Une abeille contre une vitre, qui n’accède jamais à la ruche, là où la communauté s’active. Gabriel est un élève que l’on ne voit presque jamais au travail. Son existence semble ne requérir aucune forme de preuve, de justification. Qu’est-ce qui, en lui, autour de lui, fait le lit du mythe, de la pensée magique, de cette croyance que ce qui me traverse l’esprit prendra forme spontanément, « naturellement », sans effort ? Le cas de Gabriel m’invite à me poser la question.

A-t-il conscience de la contingence de son sentiment de perfection ? Voit-il qu’il est un enfant gâté de dix-huit ans, choyé, soigné, protégé par une kyrielle d’adultes qui se veulent bienveillants ? Perçoit-il l’inconsistance de ses actes en regard de ses ambitions ? Quand les réponses à ces questions seraient toutes négatives, peut-on pour autant condamner ce jeune homme pour crime de stérilité ? Doit-on le forcer à vivre en direct, à faire ce qu’il dit et dire ce qu’il fait ? Le direct couvre-t-il l’entièreté du réel ?
Conviendrait-il de lui mettre une horloge à la place de la tête, pour qu’il retrouve le lot commun de l’humain, l’angoisse du temps qui passe, la frustration de ne pouvoir mettre en actes les projets les plus fous, la résignation face à la mort, butée de toutes les butées ? Puis-je en vouloir à celui qui en a la possibilité de refuser tout cela ? Nous, pauvres mortels, devons nous résoudre au travail : cultiver le local, forger l’ici et maintenant, façonner le fragile.
Contemplant alors ce jeune, le jugeant bercé d’illusions, n’est-ce pas simplement l’envie qui me ronge ? Ai-je vraiment, moi, renoncé à l’infini potentiel, à la toute-puissance sans sortir de chez soi, à la qualité inaltérable de l’inaction ?

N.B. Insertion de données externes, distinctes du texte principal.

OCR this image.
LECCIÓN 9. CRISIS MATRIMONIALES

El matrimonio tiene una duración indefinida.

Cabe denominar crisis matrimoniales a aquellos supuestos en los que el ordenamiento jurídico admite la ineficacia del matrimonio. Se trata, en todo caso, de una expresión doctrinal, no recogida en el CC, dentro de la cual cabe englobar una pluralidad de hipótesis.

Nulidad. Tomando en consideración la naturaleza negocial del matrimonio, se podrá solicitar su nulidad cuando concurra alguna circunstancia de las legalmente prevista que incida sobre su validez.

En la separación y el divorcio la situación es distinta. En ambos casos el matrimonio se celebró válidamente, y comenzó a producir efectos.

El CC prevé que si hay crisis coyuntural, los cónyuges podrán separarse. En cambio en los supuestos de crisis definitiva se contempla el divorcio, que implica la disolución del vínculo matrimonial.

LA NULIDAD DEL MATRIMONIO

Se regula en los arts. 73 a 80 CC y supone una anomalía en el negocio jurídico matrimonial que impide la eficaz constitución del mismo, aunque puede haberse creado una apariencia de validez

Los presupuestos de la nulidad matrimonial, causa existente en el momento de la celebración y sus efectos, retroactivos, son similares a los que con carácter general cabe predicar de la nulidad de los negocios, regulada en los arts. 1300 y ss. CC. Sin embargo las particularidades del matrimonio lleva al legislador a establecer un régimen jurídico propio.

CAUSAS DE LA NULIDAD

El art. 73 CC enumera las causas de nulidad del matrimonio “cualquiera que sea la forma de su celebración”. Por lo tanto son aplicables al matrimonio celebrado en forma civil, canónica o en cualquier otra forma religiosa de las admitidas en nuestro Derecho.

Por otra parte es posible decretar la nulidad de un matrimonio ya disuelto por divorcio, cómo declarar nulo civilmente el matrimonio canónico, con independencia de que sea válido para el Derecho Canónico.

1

Le jour où l’on sort de soi
Je me revois à dix-sept ans, avec mes productions de haute qualité scolaire, reconnues, garanties, labellisées... Des productions qui m’apparaissent aujourd’hui tout aussi irréelles que les spéculations autosatisfaites de Gabriel. Des productions qui n’ont infléchi le destin de personne, pas même le mien. Des productions qui répondaient à mon désir qu’on me laisse tranquille à l’intérieur de moi : personne ne vient fouiller la psyché de l’élève normal, de même qu’on n’ouvre pas tous les jours le capot d’une voiture qui ronronne impeccablement.
Pourtant, c’est bien le jour où l’on sort de soi que tout commence, qu’enfin on reconnait l’autre qui existe en face, à côté, derrière soi, l’autre qui lui aussi est sorti de chez lui. Et au moment même où tout commence, quelque chose s’achève : une certaine idée de ce moi grandiose, celui qui d’un bond traverse les rivières et les chaines montagneuses, celui qui d’un clignement de l’œil convoque le grand orchestre, celui qui, d’un mot qui brille ou qui mate, signifie qu’il a déjà compris ; celui qui pense que le monde entier sait ce qu’il pense à chaque instant, puisque le monde entier est à l’intérieur de lui.
Le jour où l’on sort de soi, c’est la fin de la télépathie, et le début des relations hésitantes, des explorations hasardeuses, des constructions instables, des productions bâtardes qui pourtant (qui précisément pour cette raison) font chacune que le monde ensuite ne sera plus jamais le même.
Ainsi, comme convenu, on termine par le titre, que l’on aura bien évidemment pris soin de renverser : finir, c’est débuter.

notes:

[1Prénom d’emprunt.

[2Dans notre école, le « chef-d’œuvre » est un travail personnel multidisciplinaire de fin d’études secondaires.